Поручитель вскинул бровь.
— Но это половина предыдущей цены.
— Я говорил вам, — напомнил Камон, — мы в отчаянном положении. Мой Дом действительно нуждается в том, чтобы поддерживать суда на плаву. Пятьдесят мер не принесут нам прибыли, но не в этом дело. Контракт с братством даст нам уверенность, и мы сможем поискать другие контракты, чтобы наполнить наши сундуки.
Лэйрд явно задумался. Сделка выглядела неправдоподобно выгодной — настолько, что вызывала подозрение. Однако Камон отлично играл представителя Дома, находящегося на краю финансовой гибели. Главарь другой шайки, Ферон, потратил пять лет на подготовку этого момента, вынюхивая, разведывая и рассчитывая. Братство проявило бы непростительную небрежность, если бы не рассмотрело такое предложение.
Лэйрд это понял. Стальное братство представляло собой не только власть чиновников и закона в Последней империи, оно само по себе было чем-то вроде знатного Дома. Чем богаче оно становилось, тем более выгодные контракты могло заключать и тем больше средств для достижения своих целей получали разные его кантоны.
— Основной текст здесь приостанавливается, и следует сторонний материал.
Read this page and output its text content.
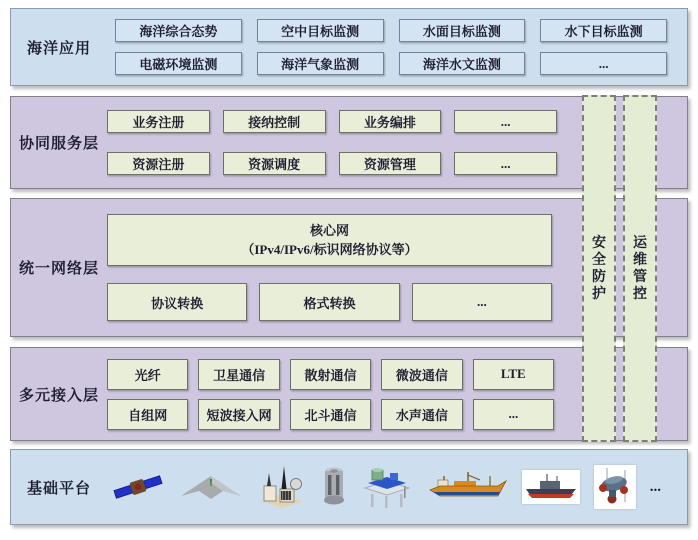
海洋应用
海洋综合态势	空中目标监测	水面目标监测	水下目标监测
电磁环境监测	海洋气象监测	海洋水文监测	...
协同服务层
业务注册	接纳控制	业务编排	...
资源注册	资源调度	资源管理	...
统一网络层
核心网
（IPv4/IPv6/标识网络协议等）
协议转换	格式转换	...
多元接入层
光纤	卫星通信	散射通信	微波通信	LTE
自组网	短波接入网	北斗通信	水声通信	...
基础平台	...
安全防护
运维管控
Однако Лэйрд продолжал колебаться. Вин видела выражение его глаз, видела так хорошо знакомое ей подозрение. Он не собирался принимать предложение.
«Ну, — подумала Вин, — теперь моя очередь».
Она направила на Лэйрда свою удачу. Сначала она предприняла пробную попытку — не слишком уверенная в том, что и зачем делает. Ее прикосновение было инстинктивным, отработанным за годы тайной практики. Ей понадобилось десять лет, чтобы понять: другие люди не умеют того, что умеет она.
Она еще раз слегка надавила на чувства Лэйрда, смягчая их. Его подозрения ослабели, страх утих. Понятливый. Вот его тревоги исчезли окончательно, и Вин увидела, как в глазах поручителя снова возникло спокойное, властное выражение.
И все же Лэйрд казался слегка неуверенным. Вин нажала чуть сильнее. Поручитель вскинул голову и задумчиво посмотрел на Камона. Он открыл было рот, чтобы заговорить, и Вин подтолкнула его еще раз, отчаянно швырнув в него последнюю щепотку удачи.
Лэйрд помолчал еще немного.
— Очень хорошо, — произнес он наконец. — Я передам ваше новое предложение Совету. Возможно, мы сумеем прийти к соглашению.
Если кто-нибудь прочтет эти слова, пусть знает, что власть — это тяжкая ноша. Постарайтесь не оказаться связанными этими цепями. Террис-предсказатель говорил, что я обрету власть, чтобы спасти мир.
Однако мне намекают, что я получу силу также и для того, что — бы разрушить его.
На взгляд Кельсера Лютадель — резиденция лорда-правителя — представляла собой мрачное зрелище. Большинство зданий было сооружено из каменных блоков, богатые крыли свои дома черепицей, а все остальные — простыми деревянными плашками. Строения стояли вплотную друг к другу, из-за чего казались приземистыми, хотя большинство из них насчитывало не менее трех этажей.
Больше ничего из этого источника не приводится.